Here's some stuff that happened in the past
Buck Henry begins the monologue from his very first appearance on Saturday Night Live by conceding that he is an unlikely and unusual host because he is not a movie star, stand-up comedian or a famous musician.
The relatively modest nature of Henry’s fame ended up working in the show’s favor. At forty-five, Henry was ancient by Saturday Night Live standards as well as egoless.
Henry brought to Saturday Night Live a complete lack of narcissism that made the show’s writers love him because he was up for anything and does not care if he looks foolish. They also appreciated that Henry was a writer with a writer’s dark, daring, conceptual sensibility.
The twice Oscar-nominated screenwriter of The Graduate, What’s Up, Doc?, Heaven Can Wait and To Die For unsurprisingly chose the kinds of oddball conceptual sketches that comedy writers and comedy obsessives adore and regular people grudgingly tolerate.
I’m specifically referring to “Citizen Kane 2”, a Michael O’ Donoghue-written parody in which a reporter learns that “Rosebud” was not Charles Foster Kane’s final words.
This leads to an investigation that reveals that after cryptically uttering “Rosebud” he then said, just as cryptically said “Henri.” Dan Aykroyd plays Charles Foster Kane in a black and white flashback to his days as the wildly unethical publisher of a morally dodgy tabloid.
How dodgy? Kane begins shooting random people unlucky enough to pass by his open window so that he can sell newspapers about a crazed sniper being on the loose.
The newspaperman who creates news specifically for the sake of then reporting on it is not unique to this sketch but it’s seldom been done as deftly or hilariously. This would be enough for most sketches but “Citizen Kane 2” has more on its mind.
The perfect combination of cerebral and silly, “Citizen Kane II” closes with the revelation that instead of pining for a poetic symbol of his lost youth Kane was instead trying to get a nurse to bring him a roast beef sandwich with mustard.
O’ Donoghue was a true comedy auteur. Citizen Kane II is one of his miniature masterpieces. He makes an indelible impression later in the show doing one of his signature bits, which involved impersonating what it might look and sound like if Mike Douglas had steel needles plunged into his eyes.
O’Donoghue then screams and wails and stumbles and falls as if in the most extreme pain imaginable. It’s a new school/old school gag that combines the brutal dark comedy of a celebrity “impression” that’s nothing but howls of agony with the perennially satisfying slapstick of a man falling down.
Chevy Chase’s initial appeal was that he was similarly a meta, post-modern kind of comedian who was forever winking at the audience to let them know he’s in on the joke and as well as a vaudevillian slapstick bumbler.

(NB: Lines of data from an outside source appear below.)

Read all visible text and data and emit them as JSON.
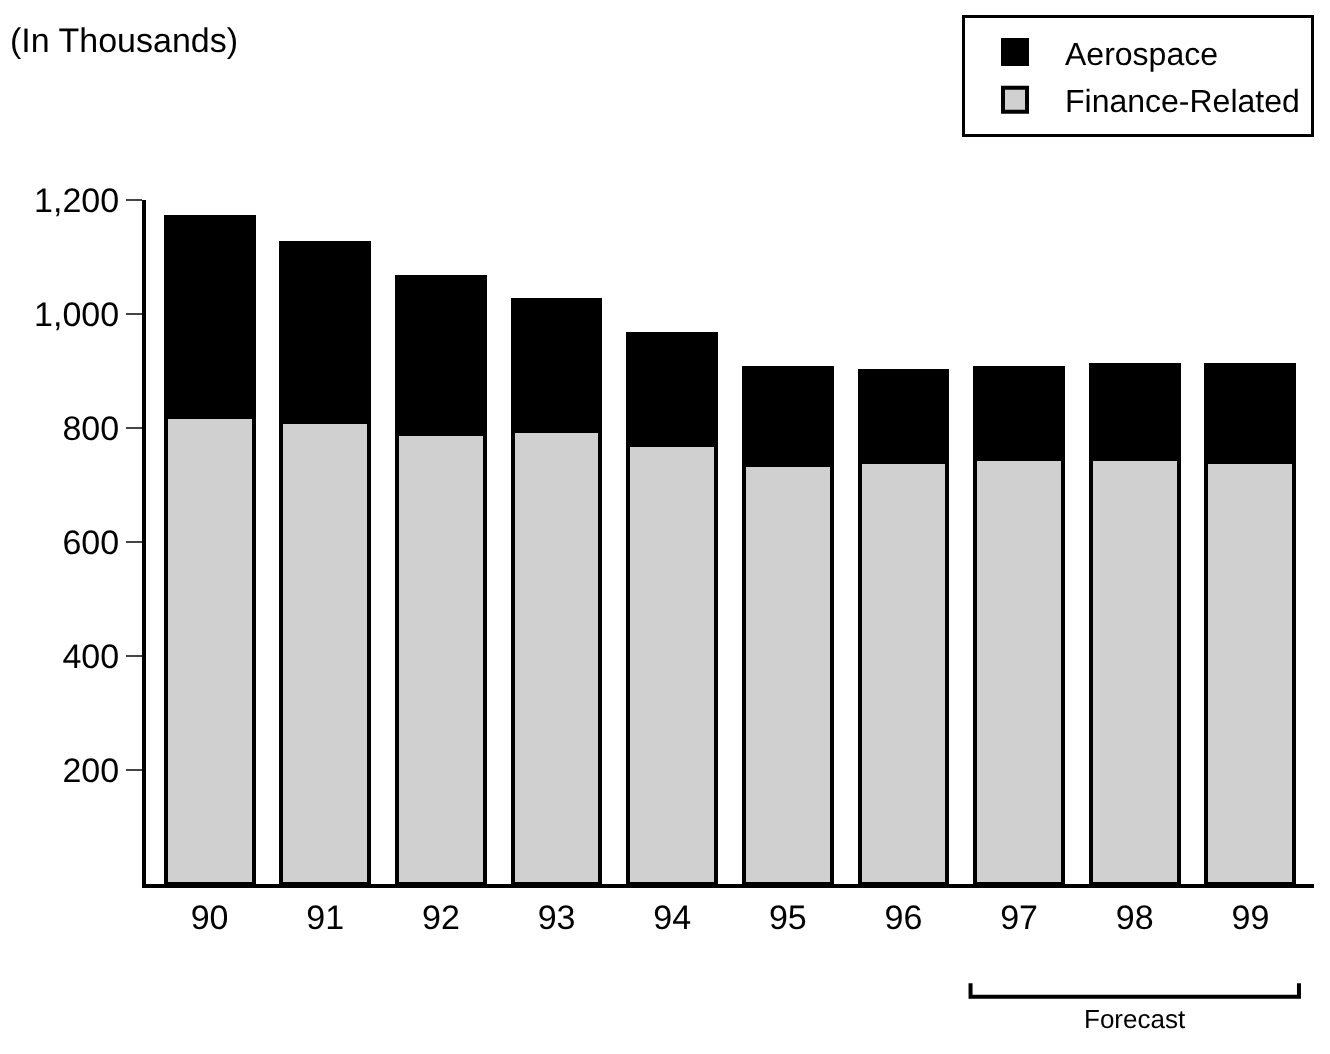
{
  "chart_data": {
    "type": "bar",
    "stacked": true,
    "ylabel": "(In Thousands)",
    "categories": [
      "90",
      "91",
      "92",
      "93",
      "94",
      "95",
      "96",
      "97",
      "98",
      "99"
    ],
    "series": [
      {
        "name": "Finance-Related",
        "color": "#d0d0d0",
        "values": [
          820,
          810,
          790,
          795,
          770,
          735,
          740,
          745,
          745,
          740
        ]
      },
      {
        "name": "Aerospace",
        "color": "#000000",
        "values": [
          350,
          315,
          275,
          230,
          195,
          170,
          160,
          160,
          165,
          170
        ]
      }
    ],
    "ylim": [
      0,
      1200
    ],
    "yticks": [
      {
        "value": 200,
        "label": "200"
      },
      {
        "value": 400,
        "label": "400"
      },
      {
        "value": 600,
        "label": "600"
      },
      {
        "value": 800,
        "label": "800"
      },
      {
        "value": 1000,
        "label": "1,000"
      },
      {
        "value": 1200,
        "label": "1,200"
      }
    ],
    "legend": "top right",
    "annotations": [
      "Forecast"
    ]
  }
}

In “Operation: Stumblebum” Buck Henry plays Ron Nessen, Gerald Ford’s press secretary, as a sly operator with an unusual strategy for counteracting Ford’s image as a stumbling goofball who is forever falling all over himself, verbally and physically.
The idea is to make Ford seem like less of a fool by having his secret service agents and Nessen himself repeat anything the President does that’s clumsy or inept to make it seem more normal and less a sign of profound stupidity.
What follows is a symphony of slapstick as Chase, Henry and secret service agents played by Garrett Morris, Dan Aykroyd and John Belushi screw up in roughly identical ways.
Henry was hilarious in a wry, understated way. He’d host the show more than anyone else in its much mythologized first five years.
Ron Nessen himself would go on to host Saturday Night Live later in the season but that’s a tale for another time.
neat, eh? Man, I LOVE this silly newsletter.
The one thing I THOUGHT I remembered about this episode was a mishap in the "Samurai Deli" sketch in which John Belushi raises his katana over & behind his head, and the edge of the blade strikes Buck Henry on the cheek, just missing his eye. And then Chevy Chase worked that into Weekend Update minutes later, reporting that "Saturday Night host Buck Henry was nearly killed tonight while performing a comedy sketch with John Belushi," while a slo-mo replay of the event was shown.
The only problem is, I checked the episode transcript, and none of this is in there! Is it an omission in the transcript? Or did the mishap occur in a different episode? I would have sworn it happened to Buck Henry, but did it happen to someone else?!?
It’s nice to have another daily thing to look forward to along with Heathcliff and the crossword puzzle
Me had always heard that if a host was unwilling to do a sketch because it was too tasteless or too out there, writers would file it away and save it for Buck Henry, because he was game for everything.